Effect of Different Cell Cluster Models on the Radiobiological Output for211At-Radioimmunotherapy

Abstract

The cell cluster modeling is a widely used method to estimate the small-scale dosimetry and provides the implication for a clinic. This work evaluated the effect of different regular cluster models on the radiobiological outputs for (211)At-radioimmunotherapy. The cell activity threshold was estimated using a tumor control probability of 0.90. Basically, regular models show similar features with cluster configuration and cell dimension variation. However, their individual results such as the cumulated activity threshold per cell and the prescription dose per volume should not be substituted reciprocally.
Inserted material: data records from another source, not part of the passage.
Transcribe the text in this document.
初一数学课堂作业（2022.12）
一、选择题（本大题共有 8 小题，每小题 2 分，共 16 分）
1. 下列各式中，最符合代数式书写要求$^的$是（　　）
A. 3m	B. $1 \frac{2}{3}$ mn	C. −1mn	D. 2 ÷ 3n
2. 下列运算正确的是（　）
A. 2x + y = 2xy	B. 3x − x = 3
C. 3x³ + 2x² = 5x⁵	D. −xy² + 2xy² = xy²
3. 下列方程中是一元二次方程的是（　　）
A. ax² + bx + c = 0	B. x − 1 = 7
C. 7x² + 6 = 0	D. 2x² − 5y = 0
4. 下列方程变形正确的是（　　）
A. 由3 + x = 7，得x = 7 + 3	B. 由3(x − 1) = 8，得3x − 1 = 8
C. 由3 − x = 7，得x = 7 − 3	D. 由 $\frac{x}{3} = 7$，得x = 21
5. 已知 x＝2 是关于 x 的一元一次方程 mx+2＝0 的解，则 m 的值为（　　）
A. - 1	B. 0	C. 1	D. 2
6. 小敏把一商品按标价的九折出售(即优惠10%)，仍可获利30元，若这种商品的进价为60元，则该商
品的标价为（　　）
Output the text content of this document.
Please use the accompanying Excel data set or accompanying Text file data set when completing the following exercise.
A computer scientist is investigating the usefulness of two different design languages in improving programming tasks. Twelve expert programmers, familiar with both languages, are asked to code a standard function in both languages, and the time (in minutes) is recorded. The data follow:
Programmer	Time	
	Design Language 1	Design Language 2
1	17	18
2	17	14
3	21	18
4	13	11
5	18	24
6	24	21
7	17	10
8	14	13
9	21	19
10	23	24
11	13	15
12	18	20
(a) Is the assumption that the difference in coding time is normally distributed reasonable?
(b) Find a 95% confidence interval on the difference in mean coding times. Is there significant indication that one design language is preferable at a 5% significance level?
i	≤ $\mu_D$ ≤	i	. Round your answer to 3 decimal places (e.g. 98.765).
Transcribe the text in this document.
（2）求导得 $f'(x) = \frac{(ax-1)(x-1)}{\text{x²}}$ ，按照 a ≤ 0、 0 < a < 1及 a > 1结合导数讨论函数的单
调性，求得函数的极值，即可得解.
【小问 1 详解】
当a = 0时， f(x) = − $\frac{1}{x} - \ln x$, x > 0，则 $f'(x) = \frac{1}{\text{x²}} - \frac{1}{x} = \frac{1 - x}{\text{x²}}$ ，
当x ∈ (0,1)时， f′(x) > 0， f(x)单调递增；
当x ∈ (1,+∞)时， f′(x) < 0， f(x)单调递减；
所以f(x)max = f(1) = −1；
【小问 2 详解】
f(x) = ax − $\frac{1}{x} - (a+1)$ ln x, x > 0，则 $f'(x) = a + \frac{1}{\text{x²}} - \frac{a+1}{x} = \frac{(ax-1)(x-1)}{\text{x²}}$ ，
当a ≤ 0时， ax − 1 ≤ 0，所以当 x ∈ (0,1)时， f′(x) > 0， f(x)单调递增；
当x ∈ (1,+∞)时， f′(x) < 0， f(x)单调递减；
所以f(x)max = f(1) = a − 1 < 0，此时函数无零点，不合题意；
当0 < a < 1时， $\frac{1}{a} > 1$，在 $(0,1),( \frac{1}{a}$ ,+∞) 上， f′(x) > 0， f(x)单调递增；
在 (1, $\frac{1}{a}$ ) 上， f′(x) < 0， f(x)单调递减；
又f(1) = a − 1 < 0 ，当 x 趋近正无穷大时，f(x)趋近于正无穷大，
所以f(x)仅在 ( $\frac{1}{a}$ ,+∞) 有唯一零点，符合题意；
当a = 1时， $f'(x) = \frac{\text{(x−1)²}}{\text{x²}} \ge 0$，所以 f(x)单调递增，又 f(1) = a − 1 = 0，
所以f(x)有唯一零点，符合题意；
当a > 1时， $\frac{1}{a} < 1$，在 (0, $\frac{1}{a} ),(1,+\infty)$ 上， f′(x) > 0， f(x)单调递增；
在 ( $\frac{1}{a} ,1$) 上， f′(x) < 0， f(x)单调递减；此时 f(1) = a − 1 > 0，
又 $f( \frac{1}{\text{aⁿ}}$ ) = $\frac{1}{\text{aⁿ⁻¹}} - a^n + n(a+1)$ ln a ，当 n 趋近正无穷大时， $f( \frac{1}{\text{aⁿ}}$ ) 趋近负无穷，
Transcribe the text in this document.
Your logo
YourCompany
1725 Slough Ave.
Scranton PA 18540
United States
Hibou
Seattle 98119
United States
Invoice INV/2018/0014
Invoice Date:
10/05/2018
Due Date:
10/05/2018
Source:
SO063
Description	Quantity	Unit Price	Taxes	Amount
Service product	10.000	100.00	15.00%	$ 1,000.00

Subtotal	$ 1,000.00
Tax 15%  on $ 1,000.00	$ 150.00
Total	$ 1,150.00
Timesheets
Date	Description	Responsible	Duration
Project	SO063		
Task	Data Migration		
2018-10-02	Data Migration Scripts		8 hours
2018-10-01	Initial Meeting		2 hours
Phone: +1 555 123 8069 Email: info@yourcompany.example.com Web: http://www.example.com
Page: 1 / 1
The tissue composed of smaller cells or midcell packing will need a little more high prescription dose per volume. The radiation sensitivity parameters in a linear-quadratic model are critical to decide the radiobiological response with dose. The cumulated cell activity threshold increases exponentially with α decreasing, and its influence on the big cell dimension is more than on the small one. The different subsources affect radioresistant organs or tissues more remarkably than radiosensitive ones, especially the cells with large cytoplasm. The heterogeneous activity of Gaussian distribution will decrease the therapeutical effectiveness for the nucleus source, but its influence on the cytoplasm and cell surface sources is a little uncertain, as their real mean value is always higher than its set mean value by assuming the cell activity uptakes from zero. Careful usage of underdose with heterogeneous activity distribution should be practiced in clinics. The deteriorated heterogeneous distribution will salvage the potential subversive and lead to the failure of tumor local control. Some cells with no or little activity that are located on the edge or vertex of cube or corner models will have the ability to survive, as there is a lack of a part of the cross-fire dose effect, and so more attention should be paid in selecting the dosage. Although this work focuses on the clinic implication of (211)At in α-radioimmunotherapy, these cell cluster models can be generalized to other radionuclides.